摘采完人参,黎源一路又挖到不少药材,跟开挂似的,直到看见一片天麻他才恍然想起一件事,现在还没有工业,所以只要有手,风调雨顺的年代都饿不死人。
于是他再一次陷入沉思,原主到底是怎么把自己过成那样!
装了大半背篓药材黎源开始找食物,他不清楚背篓里的东西能换取多少银两,但家徒四壁的人哪里嫌多,至少先把近段时间运转起来。
黎源又找到些野生菌和野菜,笋子太老只能放弃,如果原主勤快些,家里应该有晾干的笋子,下雨的时候煮一窝酸笋猪脚汤,别提多美味!
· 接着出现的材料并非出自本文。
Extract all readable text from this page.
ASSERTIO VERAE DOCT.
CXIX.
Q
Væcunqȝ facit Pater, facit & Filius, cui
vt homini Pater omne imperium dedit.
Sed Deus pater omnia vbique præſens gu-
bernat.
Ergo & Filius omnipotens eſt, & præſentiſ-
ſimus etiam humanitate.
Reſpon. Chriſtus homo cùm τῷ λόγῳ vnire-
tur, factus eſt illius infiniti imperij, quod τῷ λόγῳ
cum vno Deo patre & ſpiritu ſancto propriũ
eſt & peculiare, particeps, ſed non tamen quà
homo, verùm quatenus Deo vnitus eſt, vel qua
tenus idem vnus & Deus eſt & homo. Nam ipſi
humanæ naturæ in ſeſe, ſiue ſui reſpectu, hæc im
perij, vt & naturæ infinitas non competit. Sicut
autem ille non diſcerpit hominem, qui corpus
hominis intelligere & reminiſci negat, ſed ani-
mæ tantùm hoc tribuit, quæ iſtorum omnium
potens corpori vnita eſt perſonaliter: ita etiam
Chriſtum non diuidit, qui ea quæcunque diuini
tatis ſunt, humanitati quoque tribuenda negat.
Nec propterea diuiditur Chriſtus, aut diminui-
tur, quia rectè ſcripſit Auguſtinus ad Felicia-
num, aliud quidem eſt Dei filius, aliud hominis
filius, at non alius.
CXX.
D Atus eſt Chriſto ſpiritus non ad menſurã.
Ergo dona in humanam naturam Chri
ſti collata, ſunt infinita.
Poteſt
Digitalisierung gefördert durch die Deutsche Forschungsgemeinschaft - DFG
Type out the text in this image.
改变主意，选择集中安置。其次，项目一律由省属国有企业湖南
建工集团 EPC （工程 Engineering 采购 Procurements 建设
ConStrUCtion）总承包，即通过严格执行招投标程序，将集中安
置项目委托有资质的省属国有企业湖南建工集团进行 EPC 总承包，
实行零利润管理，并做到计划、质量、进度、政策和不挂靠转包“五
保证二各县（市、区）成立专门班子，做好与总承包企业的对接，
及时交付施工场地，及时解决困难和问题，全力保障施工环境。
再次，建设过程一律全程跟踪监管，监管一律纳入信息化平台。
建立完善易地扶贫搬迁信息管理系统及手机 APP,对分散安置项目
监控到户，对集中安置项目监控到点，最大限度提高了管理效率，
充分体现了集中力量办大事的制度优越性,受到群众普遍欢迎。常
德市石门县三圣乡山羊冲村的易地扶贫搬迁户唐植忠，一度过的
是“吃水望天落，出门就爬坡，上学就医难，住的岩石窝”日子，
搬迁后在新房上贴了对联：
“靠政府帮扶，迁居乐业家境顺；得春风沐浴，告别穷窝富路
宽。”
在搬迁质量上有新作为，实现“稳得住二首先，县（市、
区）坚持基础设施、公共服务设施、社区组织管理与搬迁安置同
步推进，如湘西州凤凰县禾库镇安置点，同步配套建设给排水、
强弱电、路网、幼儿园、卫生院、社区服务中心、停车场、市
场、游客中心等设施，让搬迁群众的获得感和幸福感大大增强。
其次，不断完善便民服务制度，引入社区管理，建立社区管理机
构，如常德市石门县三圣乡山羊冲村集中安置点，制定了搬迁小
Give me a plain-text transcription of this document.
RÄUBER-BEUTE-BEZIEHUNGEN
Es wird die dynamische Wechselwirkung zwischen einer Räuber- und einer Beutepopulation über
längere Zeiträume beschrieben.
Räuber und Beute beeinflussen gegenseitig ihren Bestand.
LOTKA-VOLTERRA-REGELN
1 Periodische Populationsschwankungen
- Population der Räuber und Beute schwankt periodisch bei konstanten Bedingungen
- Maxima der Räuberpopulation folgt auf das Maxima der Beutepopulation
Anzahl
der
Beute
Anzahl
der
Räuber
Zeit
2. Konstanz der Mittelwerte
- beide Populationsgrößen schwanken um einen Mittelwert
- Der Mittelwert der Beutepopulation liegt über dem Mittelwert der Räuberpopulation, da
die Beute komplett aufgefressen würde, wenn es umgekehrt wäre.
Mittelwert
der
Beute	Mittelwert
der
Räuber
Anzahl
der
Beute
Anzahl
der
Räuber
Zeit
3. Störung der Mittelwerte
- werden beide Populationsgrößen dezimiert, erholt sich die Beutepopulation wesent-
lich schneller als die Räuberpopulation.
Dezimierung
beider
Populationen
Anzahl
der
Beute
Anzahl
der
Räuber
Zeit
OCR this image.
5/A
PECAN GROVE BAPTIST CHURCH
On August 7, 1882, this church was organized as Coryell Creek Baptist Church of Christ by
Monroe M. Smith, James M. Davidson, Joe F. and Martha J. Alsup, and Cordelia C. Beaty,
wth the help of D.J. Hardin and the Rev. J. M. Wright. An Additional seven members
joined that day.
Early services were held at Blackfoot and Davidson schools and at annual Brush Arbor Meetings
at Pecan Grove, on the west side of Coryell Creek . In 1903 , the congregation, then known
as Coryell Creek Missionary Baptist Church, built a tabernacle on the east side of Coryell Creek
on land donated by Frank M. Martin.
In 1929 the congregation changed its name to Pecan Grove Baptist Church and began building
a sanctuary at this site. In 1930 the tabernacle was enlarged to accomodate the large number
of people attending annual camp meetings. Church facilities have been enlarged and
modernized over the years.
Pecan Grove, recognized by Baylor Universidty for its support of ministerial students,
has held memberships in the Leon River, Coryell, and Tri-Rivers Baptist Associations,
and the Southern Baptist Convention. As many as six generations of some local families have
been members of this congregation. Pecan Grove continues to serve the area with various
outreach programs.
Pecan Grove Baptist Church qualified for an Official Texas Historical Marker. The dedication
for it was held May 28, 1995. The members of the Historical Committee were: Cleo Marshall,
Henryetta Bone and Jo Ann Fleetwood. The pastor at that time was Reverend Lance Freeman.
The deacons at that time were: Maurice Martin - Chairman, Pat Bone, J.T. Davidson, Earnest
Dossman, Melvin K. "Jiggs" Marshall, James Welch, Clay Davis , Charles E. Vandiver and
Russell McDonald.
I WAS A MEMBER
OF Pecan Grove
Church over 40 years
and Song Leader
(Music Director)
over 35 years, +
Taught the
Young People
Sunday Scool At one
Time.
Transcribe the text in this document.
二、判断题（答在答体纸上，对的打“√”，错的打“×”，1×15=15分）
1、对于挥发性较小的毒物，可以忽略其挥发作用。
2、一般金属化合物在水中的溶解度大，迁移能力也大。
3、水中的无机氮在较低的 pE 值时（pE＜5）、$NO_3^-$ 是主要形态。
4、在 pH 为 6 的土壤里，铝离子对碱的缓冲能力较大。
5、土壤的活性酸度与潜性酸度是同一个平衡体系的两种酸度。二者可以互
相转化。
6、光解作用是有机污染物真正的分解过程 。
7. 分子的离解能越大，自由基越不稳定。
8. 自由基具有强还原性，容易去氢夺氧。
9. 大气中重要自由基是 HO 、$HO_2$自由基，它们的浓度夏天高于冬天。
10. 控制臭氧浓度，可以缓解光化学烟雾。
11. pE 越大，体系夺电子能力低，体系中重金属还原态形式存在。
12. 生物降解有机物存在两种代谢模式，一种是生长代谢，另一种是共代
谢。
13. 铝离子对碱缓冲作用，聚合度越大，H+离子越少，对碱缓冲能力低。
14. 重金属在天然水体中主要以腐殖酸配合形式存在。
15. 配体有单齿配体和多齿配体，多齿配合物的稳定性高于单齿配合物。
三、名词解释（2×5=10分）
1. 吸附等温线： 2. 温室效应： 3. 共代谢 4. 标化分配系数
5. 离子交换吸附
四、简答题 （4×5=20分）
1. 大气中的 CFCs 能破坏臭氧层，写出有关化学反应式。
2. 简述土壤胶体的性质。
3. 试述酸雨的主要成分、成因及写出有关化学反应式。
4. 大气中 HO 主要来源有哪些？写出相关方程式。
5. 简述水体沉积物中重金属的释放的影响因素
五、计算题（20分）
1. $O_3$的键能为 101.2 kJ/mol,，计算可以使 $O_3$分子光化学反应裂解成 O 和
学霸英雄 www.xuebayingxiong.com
黎源叹口气往回走,山里阴得早,他担心迷路,期间也看见野兔獾子等野物,不怕人,慢腾腾走着,黎源离得近才躲,他没有追,一来没有趁手工具,他到底对这片山不熟悉,担心走得太深遇见猛兽。
毕竟他是有家室的人。
一想起那个男老婆,黎源在山间走得英姿飒爽的心慢慢萎靡。
怎么就是男老婆呢?
能吃吗?
到底要怎么吃?
不不不,他是个保守的老实人,不搞同性恋的。
啪嗒!
黎源以为落雨了,抬头看见一株遮天蔽日的野樱桃树,红得发黑的酱果几乎压弯枝条。
黎源放下背篓爬上树,卷起衣摆采摘樱桃。
晒干了可以当零嘴,有余钱称些白糖做果酱,还可以泡樱桃酒……
小夫郎应该也是爱吃的。
黎源小时候并不爱吃这种东西,虽是留守儿童,但爷爷很疼爱他,村上小卖铺的第一批零食都落入他的口里,后来喝过父母从大都市带回来的什么樱桃味可乐,他觉得也就那样。
但这个世界不一样,被卖的孩子没零嘴。
小夫郎虽然是男的,但也是老婆。
老婆这种生物多少是喜欢零嘴的。
黎源摘的野樱桃都是最大最好的,黑里泛红,宝石般铺陈在背篓最上面,临近村子摘了荷叶,小心翼翼将宝石般的酱果包裹起来。
老郎中惊讶地看着满背篓的药材。
原想着懒骨头走不远,最多山脚下摘一堆艾叶回来,他肯定不收,非将人逼到镇上做活路不可。
看着药材品质,老郎中便知懒骨头不仅进了山,还进得有些深,一时间不知道该夸奖他还是埋怨他。
老郎中更爱惜药材,也不废话,唤来小儿子一起处理药材,一边处理一边教训黎源,这种不能压着,那个折了根须,这个不能留根,你看叶子都蔫儿了,它的药性在叶子上。
黎源蹲在旁边认真聆听,都是增加收入的法门,可不得认真点。
看见天麻时,老郎中露出久违的微笑。
“这个品质不错,你打算怎么卖?”
黎源摇头,“陈伯您看着给,我不懂。”
他懂,隔壁老中医收购药材时,他就骑在墙头看热闹,但两个世界不一样,他不能拿那个世界的知识在这个世界炫耀。
老郎中很满意黎源的态度,懒骨头成日跑到镇上鬼混,学得浑身偷奸耍滑的坏习惯,天麻的价格不便宜,他还以为懒骨头会漫天要价。